FDA issues final guidance on unapproved drugs

June 12, 2006

The FDA has issued a final guidance outlining the steps the agency will take to address medicines that are marketed without FDA approval. The activity will begin with prescription products containing the antihistamine carbinoxamine because of safety concerns regarding their use in children less than two years of age.
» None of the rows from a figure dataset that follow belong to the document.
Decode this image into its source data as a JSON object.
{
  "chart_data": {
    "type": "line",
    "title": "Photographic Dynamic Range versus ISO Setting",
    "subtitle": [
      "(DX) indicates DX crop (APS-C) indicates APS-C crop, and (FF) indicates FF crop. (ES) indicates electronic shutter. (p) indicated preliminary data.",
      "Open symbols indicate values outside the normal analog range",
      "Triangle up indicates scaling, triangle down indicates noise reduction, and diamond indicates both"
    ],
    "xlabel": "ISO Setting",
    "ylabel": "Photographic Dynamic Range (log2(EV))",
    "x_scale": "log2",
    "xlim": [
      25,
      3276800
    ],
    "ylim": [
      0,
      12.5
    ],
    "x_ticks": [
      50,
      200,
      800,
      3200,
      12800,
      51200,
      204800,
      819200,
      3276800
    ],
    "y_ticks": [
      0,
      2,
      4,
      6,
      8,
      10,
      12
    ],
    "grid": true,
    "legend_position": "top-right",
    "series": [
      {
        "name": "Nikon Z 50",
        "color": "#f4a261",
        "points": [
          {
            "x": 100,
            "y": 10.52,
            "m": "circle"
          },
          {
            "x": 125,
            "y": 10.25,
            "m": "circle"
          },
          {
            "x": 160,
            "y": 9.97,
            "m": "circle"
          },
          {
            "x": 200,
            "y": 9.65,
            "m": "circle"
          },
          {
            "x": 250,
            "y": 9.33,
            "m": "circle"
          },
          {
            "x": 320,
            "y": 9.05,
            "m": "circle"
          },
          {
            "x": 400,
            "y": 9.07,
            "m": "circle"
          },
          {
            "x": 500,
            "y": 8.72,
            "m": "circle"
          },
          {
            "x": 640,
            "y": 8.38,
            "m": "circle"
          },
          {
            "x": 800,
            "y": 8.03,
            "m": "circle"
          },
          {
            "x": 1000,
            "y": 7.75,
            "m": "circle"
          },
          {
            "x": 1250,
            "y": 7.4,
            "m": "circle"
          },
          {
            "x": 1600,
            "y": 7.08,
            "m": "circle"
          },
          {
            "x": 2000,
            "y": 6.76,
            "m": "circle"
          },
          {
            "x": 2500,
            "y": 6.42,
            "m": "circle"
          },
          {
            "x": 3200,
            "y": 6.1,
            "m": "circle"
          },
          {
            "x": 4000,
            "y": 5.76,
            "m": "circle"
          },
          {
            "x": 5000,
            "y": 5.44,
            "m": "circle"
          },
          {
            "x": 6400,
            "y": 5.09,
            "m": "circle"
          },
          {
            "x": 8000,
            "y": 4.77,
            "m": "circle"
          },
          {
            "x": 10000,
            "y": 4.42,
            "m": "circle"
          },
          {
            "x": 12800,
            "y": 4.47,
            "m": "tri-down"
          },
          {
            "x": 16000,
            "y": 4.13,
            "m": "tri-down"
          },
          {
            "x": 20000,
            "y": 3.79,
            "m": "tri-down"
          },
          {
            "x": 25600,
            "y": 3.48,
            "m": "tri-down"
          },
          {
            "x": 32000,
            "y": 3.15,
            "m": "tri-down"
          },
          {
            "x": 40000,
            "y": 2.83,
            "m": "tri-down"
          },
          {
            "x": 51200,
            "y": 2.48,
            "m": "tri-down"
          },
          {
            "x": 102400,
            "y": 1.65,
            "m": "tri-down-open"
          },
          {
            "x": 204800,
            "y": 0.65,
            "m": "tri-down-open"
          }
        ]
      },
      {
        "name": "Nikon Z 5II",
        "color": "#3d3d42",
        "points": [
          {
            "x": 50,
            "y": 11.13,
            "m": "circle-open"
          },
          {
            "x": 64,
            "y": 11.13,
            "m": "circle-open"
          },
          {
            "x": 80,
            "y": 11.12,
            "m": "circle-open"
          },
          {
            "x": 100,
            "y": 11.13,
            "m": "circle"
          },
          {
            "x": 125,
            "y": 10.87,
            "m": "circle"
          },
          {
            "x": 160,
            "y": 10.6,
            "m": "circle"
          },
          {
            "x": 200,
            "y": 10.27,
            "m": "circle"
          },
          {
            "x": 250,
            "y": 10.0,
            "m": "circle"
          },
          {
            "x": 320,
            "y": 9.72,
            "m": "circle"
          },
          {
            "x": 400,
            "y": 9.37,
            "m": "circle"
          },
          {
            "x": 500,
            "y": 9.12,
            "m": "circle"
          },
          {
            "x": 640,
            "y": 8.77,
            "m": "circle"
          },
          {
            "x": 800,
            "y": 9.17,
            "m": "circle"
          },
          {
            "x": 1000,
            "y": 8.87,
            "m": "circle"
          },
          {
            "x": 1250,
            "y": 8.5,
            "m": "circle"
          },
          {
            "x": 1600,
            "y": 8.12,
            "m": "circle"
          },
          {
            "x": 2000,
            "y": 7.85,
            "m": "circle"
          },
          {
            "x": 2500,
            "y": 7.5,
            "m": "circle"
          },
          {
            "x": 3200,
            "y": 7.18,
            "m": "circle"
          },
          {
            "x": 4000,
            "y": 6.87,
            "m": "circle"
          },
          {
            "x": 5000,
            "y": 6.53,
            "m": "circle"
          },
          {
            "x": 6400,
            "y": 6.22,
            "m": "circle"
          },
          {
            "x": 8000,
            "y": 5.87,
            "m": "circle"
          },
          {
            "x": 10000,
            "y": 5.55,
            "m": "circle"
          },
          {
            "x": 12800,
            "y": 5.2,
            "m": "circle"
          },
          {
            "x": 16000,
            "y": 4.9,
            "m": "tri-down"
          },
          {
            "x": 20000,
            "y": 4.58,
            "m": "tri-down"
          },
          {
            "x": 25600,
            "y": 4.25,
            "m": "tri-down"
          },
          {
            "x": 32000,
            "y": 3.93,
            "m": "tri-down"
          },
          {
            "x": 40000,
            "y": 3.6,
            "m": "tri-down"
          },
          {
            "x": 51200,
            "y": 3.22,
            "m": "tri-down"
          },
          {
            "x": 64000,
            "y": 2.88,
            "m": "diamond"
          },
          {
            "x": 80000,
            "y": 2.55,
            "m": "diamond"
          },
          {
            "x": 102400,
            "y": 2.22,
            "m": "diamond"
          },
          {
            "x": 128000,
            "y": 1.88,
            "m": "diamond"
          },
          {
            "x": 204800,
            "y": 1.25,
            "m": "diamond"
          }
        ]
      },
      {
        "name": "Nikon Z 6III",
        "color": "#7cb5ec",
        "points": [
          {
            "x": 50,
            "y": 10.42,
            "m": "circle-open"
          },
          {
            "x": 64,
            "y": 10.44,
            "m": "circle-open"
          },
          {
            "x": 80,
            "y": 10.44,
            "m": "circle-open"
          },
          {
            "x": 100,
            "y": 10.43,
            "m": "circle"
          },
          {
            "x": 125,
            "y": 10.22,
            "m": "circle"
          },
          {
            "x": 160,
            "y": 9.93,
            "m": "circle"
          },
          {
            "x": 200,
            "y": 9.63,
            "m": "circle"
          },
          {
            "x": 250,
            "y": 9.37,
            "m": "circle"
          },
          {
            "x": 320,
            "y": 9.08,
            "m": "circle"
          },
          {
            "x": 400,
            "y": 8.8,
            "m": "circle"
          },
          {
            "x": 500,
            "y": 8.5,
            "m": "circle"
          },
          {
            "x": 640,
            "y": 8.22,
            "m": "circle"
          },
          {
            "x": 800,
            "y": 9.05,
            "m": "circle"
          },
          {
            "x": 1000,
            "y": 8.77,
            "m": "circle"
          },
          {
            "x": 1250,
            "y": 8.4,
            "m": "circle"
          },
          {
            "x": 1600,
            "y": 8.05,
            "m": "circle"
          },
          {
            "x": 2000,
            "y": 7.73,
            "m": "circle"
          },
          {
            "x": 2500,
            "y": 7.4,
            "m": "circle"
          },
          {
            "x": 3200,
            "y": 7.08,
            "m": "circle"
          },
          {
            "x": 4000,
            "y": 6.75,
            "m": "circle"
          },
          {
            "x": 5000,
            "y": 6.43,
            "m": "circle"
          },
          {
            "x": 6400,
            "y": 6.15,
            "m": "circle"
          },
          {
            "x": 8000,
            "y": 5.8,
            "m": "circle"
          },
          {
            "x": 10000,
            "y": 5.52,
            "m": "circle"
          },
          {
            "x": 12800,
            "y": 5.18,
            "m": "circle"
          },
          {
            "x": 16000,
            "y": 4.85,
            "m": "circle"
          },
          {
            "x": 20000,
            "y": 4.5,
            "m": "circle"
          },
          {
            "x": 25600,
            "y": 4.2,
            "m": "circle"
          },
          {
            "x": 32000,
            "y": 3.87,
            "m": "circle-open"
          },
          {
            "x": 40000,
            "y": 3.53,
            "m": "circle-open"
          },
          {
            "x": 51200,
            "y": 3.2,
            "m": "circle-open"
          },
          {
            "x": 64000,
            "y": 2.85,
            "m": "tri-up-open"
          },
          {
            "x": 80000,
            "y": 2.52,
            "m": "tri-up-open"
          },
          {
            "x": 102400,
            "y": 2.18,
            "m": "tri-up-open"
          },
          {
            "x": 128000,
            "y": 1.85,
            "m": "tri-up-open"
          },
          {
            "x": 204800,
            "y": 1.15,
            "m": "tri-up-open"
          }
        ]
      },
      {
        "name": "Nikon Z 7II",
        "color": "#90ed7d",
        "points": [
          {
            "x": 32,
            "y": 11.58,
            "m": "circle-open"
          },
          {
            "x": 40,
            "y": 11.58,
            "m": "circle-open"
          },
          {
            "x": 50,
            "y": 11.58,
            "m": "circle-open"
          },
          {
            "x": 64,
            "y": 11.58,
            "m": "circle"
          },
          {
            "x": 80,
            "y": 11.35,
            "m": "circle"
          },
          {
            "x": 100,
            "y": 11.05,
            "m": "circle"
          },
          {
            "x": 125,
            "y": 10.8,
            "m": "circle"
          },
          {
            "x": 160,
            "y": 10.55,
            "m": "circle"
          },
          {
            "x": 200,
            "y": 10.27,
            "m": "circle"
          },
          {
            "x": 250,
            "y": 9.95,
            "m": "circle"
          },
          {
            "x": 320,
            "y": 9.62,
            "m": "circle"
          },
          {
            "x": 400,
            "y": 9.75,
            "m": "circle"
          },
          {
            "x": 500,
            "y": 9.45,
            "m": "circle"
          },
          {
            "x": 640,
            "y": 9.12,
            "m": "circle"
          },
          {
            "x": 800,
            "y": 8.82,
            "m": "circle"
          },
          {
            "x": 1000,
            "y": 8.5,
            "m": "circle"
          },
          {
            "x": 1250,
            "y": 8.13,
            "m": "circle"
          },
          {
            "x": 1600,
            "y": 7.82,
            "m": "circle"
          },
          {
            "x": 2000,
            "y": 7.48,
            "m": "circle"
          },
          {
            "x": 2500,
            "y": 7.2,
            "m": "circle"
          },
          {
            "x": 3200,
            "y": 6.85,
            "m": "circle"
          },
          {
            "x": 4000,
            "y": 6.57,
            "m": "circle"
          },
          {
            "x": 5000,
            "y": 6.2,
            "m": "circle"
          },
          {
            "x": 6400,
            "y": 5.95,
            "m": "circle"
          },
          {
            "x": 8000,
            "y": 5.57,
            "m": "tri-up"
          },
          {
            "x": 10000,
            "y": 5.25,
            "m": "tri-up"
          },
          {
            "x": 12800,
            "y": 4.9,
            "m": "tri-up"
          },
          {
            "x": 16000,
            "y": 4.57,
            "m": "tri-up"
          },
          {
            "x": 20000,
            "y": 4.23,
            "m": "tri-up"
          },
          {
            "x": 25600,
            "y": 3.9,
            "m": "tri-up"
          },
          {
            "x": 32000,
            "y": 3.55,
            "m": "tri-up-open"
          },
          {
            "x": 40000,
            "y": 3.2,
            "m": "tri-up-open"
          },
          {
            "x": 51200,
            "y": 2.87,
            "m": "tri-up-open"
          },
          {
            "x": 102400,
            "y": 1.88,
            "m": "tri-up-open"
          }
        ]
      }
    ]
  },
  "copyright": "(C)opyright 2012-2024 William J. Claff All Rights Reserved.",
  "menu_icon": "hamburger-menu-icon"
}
FDA issues final guidance on unapproved drugs

The FDA has issued a final guidance outlining the steps the agency will take to address medicines that are marketed without FDA approval. The activity will begin with prescription products containing the antihistamine carbinoxamine because of safety concerns regarding their use in children less than two years of age. To date, the FDA has approved two carbinoxamine products for various allergic symptoms. Many unapproved carbinoxamine products are labeled for treatment of cough and cold symptoms, an indication for which carbinoxamine has not been found safe and effective by the FDA. The agency estimates that there are several hundred different unapproved active ingredients in prescription drugs on the market, with less than 2% of prescribed drugs being unapproved. Many of the unapproved drugs affected by the final guidance are medicines that were developed and marketed before successive changes to the drug approval process, which was established in the Federal Food, Drug, and Cosmetic Act. Under the new guidance, Marketed Unapproved Drugs-Compliance Policy Guide, the FDA is encouraging companies to comply with the drug approval process and seek approval for their products, as well as safeguard consumer access to important medicines. "Unapproved drugs may not meet modern standards for safety, effectiveness, quality, and labeling," said Steven Galson, M.D., director of the FDA Center for Drug Evaluation & Research during a press telebriefing. "This has been a concern of the agency over the past few years and will be a significant effort for us going forward."